What was the most interesting new thing you noticed about the Great American Beer Festival this year?
That would be the Collaboration Competition Booth, a separate section dedicated to pouring and showing off the entries of the new Collaboration Competition, which included 48 collaboration beers evaluated in a best of show format. While it was nice to be able to walk around the booth and try most of the different beers—including Mother’s Milk, an 11.6 percent ABV imperial milk porter aged for nearly one year in rye whiskey barrels with sea salt that was a joint effort between Firestone Walker Brewing Co. and Creature Comforts Brewing Co.—it was basically just a few different tables located on its own, so not all that visually interesting.

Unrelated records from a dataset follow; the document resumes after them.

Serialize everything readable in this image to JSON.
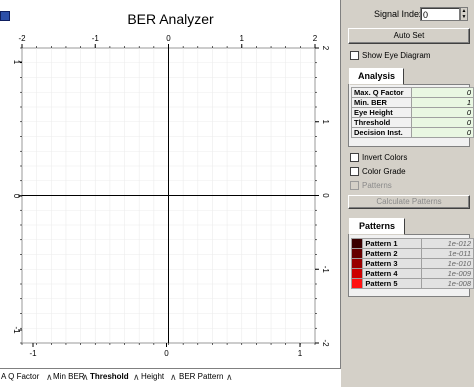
{
  "chart": {
    "title": "BER Analyzer",
    "x_top_ticks": [
      "-2",
      "-1",
      "0",
      "1",
      "2"
    ],
    "x_bottom_ticks": [
      "-1",
      "0",
      "1"
    ],
    "y_left_ticks": [
      "1",
      "0",
      "-1"
    ],
    "y_right_ticks": [
      "2",
      "1",
      "0",
      "-1",
      "-2"
    ]
  },
  "bottom_tabs": [
    {
      "label": "A  Q Factor"
    },
    {
      "label": "Min BER"
    },
    {
      "label": "Threshold"
    },
    {
      "label": "Height"
    },
    {
      "label": "BER Pattern"
    }
  ],
  "signal_index": {
    "label": "Signal Index",
    "value": "0"
  },
  "auto_set_label": "Auto Set",
  "show_eye_diagram_label": "Show Eye Diagram",
  "analysis": {
    "tab_label": "Analysis",
    "rows": [
      {
        "name": "Max. Q Factor",
        "value": "0"
      },
      {
        "name": "Min. BER",
        "value": "1"
      },
      {
        "name": "Eye Height",
        "value": "0"
      },
      {
        "name": "Threshold",
        "value": "0"
      },
      {
        "name": "Decision Inst.",
        "value": "0"
      }
    ]
  },
  "invert_colors_label": "Invert Colors",
  "color_grade_label": "Color Grade",
  "patterns_checkbox_label": "Patterns",
  "calculate_patterns_label": "Calculate Patterns",
  "patterns": {
    "tab_label": "Patterns",
    "rows": [
      {
        "name": "Pattern 1",
        "value": "1e-012",
        "color": "#3a0000"
      },
      {
        "name": "Pattern 2",
        "value": "1e-011",
        "color": "#660000"
      },
      {
        "name": "Pattern 3",
        "value": "1e-010",
        "color": "#990000"
      },
      {
        "name": "Pattern 4",
        "value": "1e-009",
        "color": "#cc0000"
      },
      {
        "name": "Pattern 5",
        "value": "1e-008",
        "color": "#ff1010"
      }
    ]
  }
}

What was the best beer you tried?
Although I loved the Coconut Marshal Zhukov’s Russian Imperial Stout—which was originally released earlier this year in 12-ounce cans exclusively for members of Cigar City’s El Catador membership club—I actually had a tie for the best beer of the day.
The first was Firestone Walker Brewing Co.’s Paravanilla, a draft-only version of its extremely popular Parabola imperial stout that was aged in Willett Rye whiskey barrels with Madagascar and Indonesian vanilla beans that kicked in about 15 minutes; while the second beer was Abnormal Beer Co.’s Barrel-Aged All the Lights, a 13.6 percent ABV “Coffee Nutella Imperial Milk Porter” that was a collaboration with Miami’s J. Wakefield Brewing and brewed with barrel-aged Mostra coffee beans.

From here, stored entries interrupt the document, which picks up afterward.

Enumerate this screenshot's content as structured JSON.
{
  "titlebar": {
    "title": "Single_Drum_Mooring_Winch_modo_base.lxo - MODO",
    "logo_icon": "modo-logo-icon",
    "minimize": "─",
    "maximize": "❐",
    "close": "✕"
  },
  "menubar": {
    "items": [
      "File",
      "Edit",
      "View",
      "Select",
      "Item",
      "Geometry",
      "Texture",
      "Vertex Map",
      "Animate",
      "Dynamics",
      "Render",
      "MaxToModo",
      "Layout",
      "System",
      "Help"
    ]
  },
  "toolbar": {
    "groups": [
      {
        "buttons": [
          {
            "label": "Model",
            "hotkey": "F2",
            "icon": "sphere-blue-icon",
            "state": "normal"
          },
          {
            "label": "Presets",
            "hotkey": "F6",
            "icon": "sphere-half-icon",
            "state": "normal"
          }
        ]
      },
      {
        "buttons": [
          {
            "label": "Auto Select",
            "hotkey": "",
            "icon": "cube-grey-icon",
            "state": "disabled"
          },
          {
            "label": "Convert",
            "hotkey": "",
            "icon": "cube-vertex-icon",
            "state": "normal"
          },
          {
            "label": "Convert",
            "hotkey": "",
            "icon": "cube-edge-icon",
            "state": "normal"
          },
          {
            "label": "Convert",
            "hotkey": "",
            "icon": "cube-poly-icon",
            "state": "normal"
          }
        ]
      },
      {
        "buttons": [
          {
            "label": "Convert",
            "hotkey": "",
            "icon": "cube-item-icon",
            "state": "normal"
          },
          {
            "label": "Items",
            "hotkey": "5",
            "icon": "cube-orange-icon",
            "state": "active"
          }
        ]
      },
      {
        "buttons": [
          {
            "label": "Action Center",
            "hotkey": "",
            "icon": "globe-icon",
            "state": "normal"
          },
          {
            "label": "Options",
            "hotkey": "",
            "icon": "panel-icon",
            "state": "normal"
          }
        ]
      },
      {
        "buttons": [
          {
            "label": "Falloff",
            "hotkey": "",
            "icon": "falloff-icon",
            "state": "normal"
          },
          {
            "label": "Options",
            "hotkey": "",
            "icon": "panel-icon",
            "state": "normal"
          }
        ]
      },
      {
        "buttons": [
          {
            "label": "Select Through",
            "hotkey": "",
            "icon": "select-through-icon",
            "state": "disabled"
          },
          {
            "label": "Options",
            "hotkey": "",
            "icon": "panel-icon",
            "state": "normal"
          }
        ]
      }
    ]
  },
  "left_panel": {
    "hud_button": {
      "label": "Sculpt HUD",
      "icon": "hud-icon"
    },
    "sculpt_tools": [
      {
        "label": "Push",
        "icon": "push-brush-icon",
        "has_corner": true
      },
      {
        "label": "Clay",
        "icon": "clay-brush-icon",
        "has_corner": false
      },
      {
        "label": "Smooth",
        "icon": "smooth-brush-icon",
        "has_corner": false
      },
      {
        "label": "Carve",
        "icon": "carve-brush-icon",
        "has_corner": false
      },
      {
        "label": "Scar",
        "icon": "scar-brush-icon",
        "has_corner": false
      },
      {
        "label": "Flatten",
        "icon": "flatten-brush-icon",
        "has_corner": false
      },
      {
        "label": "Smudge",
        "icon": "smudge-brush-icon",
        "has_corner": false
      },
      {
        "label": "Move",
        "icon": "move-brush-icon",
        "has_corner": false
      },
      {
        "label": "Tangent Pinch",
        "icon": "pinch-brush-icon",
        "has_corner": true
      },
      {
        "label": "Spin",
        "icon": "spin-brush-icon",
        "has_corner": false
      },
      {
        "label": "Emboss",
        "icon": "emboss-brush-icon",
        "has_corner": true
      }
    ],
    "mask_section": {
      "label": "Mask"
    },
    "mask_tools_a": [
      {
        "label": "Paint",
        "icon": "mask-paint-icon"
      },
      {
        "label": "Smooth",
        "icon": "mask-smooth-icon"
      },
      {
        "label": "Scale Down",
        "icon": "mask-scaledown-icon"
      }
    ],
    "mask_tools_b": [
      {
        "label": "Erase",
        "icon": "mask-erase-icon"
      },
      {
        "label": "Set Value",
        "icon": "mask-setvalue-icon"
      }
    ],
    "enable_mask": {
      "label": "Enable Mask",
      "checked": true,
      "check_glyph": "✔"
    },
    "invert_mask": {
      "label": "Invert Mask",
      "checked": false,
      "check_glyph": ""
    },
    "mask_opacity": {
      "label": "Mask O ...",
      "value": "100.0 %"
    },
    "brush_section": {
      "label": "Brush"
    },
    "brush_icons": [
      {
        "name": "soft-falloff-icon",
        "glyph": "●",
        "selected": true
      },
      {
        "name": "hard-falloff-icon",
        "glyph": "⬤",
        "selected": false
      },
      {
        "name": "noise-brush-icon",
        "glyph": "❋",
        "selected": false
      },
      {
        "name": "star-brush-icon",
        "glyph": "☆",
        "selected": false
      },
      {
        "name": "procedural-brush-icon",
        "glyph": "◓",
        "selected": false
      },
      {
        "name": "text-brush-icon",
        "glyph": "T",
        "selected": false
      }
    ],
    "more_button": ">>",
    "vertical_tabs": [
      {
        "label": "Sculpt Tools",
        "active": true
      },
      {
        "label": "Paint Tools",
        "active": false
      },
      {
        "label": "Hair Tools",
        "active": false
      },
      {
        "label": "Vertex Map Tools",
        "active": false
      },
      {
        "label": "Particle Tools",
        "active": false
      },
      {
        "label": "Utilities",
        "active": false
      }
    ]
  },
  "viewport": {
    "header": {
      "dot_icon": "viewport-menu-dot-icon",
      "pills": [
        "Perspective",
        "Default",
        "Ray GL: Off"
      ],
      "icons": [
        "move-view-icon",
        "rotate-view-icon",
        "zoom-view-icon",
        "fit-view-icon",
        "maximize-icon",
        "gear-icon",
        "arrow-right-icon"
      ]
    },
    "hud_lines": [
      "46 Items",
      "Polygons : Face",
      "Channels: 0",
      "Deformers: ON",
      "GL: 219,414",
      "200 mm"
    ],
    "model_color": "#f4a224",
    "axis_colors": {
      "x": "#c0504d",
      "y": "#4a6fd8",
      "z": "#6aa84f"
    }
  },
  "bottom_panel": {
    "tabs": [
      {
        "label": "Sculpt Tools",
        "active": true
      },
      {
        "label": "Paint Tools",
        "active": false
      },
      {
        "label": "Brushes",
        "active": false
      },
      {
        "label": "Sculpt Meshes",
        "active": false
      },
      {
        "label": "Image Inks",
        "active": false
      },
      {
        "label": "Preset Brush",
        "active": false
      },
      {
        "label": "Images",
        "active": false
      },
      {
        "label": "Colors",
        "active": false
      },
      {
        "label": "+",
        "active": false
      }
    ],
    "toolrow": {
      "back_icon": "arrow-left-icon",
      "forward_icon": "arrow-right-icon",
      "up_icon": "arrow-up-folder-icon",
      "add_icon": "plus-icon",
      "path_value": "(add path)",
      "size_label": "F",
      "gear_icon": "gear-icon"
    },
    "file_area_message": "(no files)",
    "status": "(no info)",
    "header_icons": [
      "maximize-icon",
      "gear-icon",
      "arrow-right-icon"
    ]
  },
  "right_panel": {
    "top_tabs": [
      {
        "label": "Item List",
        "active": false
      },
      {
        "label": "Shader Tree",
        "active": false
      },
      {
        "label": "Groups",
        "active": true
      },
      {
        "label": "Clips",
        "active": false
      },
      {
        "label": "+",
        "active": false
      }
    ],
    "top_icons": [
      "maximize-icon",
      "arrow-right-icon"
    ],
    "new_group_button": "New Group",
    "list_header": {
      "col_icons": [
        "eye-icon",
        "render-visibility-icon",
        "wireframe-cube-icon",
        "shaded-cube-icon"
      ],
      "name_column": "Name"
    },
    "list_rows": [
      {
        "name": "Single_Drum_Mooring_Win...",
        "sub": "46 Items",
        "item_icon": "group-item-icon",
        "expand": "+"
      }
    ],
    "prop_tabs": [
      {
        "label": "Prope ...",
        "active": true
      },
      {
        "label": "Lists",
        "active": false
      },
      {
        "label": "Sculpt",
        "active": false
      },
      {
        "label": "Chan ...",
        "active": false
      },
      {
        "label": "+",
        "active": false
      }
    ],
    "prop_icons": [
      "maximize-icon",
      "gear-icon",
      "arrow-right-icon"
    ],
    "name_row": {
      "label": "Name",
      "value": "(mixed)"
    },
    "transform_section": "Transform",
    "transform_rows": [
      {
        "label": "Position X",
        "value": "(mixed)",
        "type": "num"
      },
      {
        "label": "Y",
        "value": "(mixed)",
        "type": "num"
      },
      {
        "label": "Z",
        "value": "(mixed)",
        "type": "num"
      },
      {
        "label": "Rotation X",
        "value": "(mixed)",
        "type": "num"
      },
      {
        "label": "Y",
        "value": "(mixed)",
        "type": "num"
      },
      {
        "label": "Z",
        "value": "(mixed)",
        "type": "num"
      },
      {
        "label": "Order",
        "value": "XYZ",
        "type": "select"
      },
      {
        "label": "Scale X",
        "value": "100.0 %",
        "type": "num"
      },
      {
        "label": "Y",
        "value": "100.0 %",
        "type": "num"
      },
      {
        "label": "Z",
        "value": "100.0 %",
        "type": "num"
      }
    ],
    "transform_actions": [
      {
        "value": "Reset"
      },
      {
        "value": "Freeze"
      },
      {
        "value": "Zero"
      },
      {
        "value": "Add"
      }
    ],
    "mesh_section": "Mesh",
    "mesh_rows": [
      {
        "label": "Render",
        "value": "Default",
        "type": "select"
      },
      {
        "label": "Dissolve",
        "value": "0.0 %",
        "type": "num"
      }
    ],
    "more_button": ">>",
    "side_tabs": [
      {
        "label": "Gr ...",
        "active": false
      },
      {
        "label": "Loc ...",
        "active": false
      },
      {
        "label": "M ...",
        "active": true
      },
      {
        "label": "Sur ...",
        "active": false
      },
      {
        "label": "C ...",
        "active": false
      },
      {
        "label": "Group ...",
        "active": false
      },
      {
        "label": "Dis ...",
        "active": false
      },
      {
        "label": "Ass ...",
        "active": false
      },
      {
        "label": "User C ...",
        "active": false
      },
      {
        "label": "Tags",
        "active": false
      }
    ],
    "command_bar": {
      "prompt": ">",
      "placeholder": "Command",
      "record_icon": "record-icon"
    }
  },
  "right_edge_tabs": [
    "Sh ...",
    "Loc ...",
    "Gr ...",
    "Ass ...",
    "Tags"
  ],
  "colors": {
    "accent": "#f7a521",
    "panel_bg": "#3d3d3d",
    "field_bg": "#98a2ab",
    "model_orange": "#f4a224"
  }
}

What was the most interesting or unusual beer you tried during Friday’s GABF session?
At the end of the night, there was one beer that stuck with me as my choice, something I knew virtually from the moment I tried it for the first time. As I was running around, I had been drinking a number of stouts and porters in a row and decided I wanted to change things up a bit with a sour beer of some sort. It turns out I was right in front of the Avery booth, so I decided to try one of the brewery’s Barrel-Aged Series from 2016. That beer was Scarlata Cucumis, a 5.4 percent ABV blonde sour ale aged in neutral oak barrels and conditioned on cucumber and hibiscus.

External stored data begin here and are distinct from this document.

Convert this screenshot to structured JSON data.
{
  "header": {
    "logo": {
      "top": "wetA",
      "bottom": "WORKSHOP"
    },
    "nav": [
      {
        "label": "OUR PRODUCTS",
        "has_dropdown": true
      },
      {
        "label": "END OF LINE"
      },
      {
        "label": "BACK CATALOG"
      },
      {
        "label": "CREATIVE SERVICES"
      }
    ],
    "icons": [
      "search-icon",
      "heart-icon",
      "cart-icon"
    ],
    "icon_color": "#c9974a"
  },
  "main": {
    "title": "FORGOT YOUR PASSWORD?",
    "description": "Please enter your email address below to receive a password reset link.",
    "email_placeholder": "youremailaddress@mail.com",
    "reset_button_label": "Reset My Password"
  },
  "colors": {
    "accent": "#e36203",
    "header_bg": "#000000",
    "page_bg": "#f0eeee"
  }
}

I thought it sounded interesting, but I was not prepared for just how harmonious the profile was, with each flavor not only easily recognizable but also perfectly balanced. In fact, it was so good I am making it a point to try and track some down the second I get home.
What did you do other than wait in line for small samples of beer for hours on end at GBAF?
Somewhat ironically, the answer to this question is: I waited in line for small samples of beer at another event. Of course, this was not just any event, but the Denver Rare Beer Tasting 10, an annual event held every year during GABF that brings together more than 75 leading craft breweries pouring their best creations—some of which are brewed specifically for the event—in order to raise funds for the Pints for Prostates campaign.
As in years past, there were two types of tickets available for the event: the VIP tickets included early admission starting at noon while the general admission tickets allowed attendees to enter an hour later. In addition, each attendee received a commemorative tasting glass, shirt and program as well as lunch.
While I purchased the regular admission last year, this year’s event had a number of beers I really wanted to try that I knew would most likely not last the VIP session, which turned out to be correct.
The beer I was most looking forward to—and incidentally, the best beer I tried during my entire five-day trip this year—was Side Project Brewing’s Derivation Blend #9, a 15 percent ABV imperial oatmeal stout blended from beers aged in rum barrels, BLiS maple bourbon barrels, cinnamon whiskey barrels and Willett bourbon barrels before being infused with freshly ground cinnamon and Vermont maple syrup. To say this was an amazing beer would be an understatement, as it tasted like a thick, chocolate version of Cinnamon Toast Crunch cereal.
Other standouts I tried during the event included Jester King Brewery’s Atrial raspberry farmhouse sour—always a personal favorite—Forager Brewery’s Nillerzzzzz imperial stout aged in bourbon and rye barrels with vanilla beans from five different origins and Cerebral Brewing’s Barrel-Aged Ancient Ruins – Rocky Road, a 14.4 percent ABV imperial chocolate stout aged for 19 months in Breckenridge bourbon barrels and conditioned on cacao nibs from the Dominican Republic, marshmallows, vanilla beans and almonds that tasted just like Rocky Road cereal.
However, one of the best things about the event was the time I was able to spend a bit of time one on one with various brewers and people from the breweries that were present, including Neil Fisher from Weldwerks Brewing Co., Adam Avery from Avery Brewing Co., Austin Jevne from Forager Brewery and Averie Swanson from Jester King.
What surprised you about the event compared to last year?
It seemed to me that the lines took noticeably less time to get through for the vast majority of beers, even for heavy hitters like the aforementioned Paravanilla and Barrel-Aged All the Lights, despite the fact that it was Friday night.
What was the longest line you stood in, and what did you try?
Interestingly, the longest line I stood in Friday—a total of 13 minutes and 12 seconds to be exact—was Rhinegeist Brewery, where I tried Feeling Good, a 7 percent ABV “hazy IPA.”
What was the weirdest thing you saw during Friday’s session?
Well, it is not every day you see a man in an elephant mask playing the saxophone while dancing with a man dressed in an American flag outfit.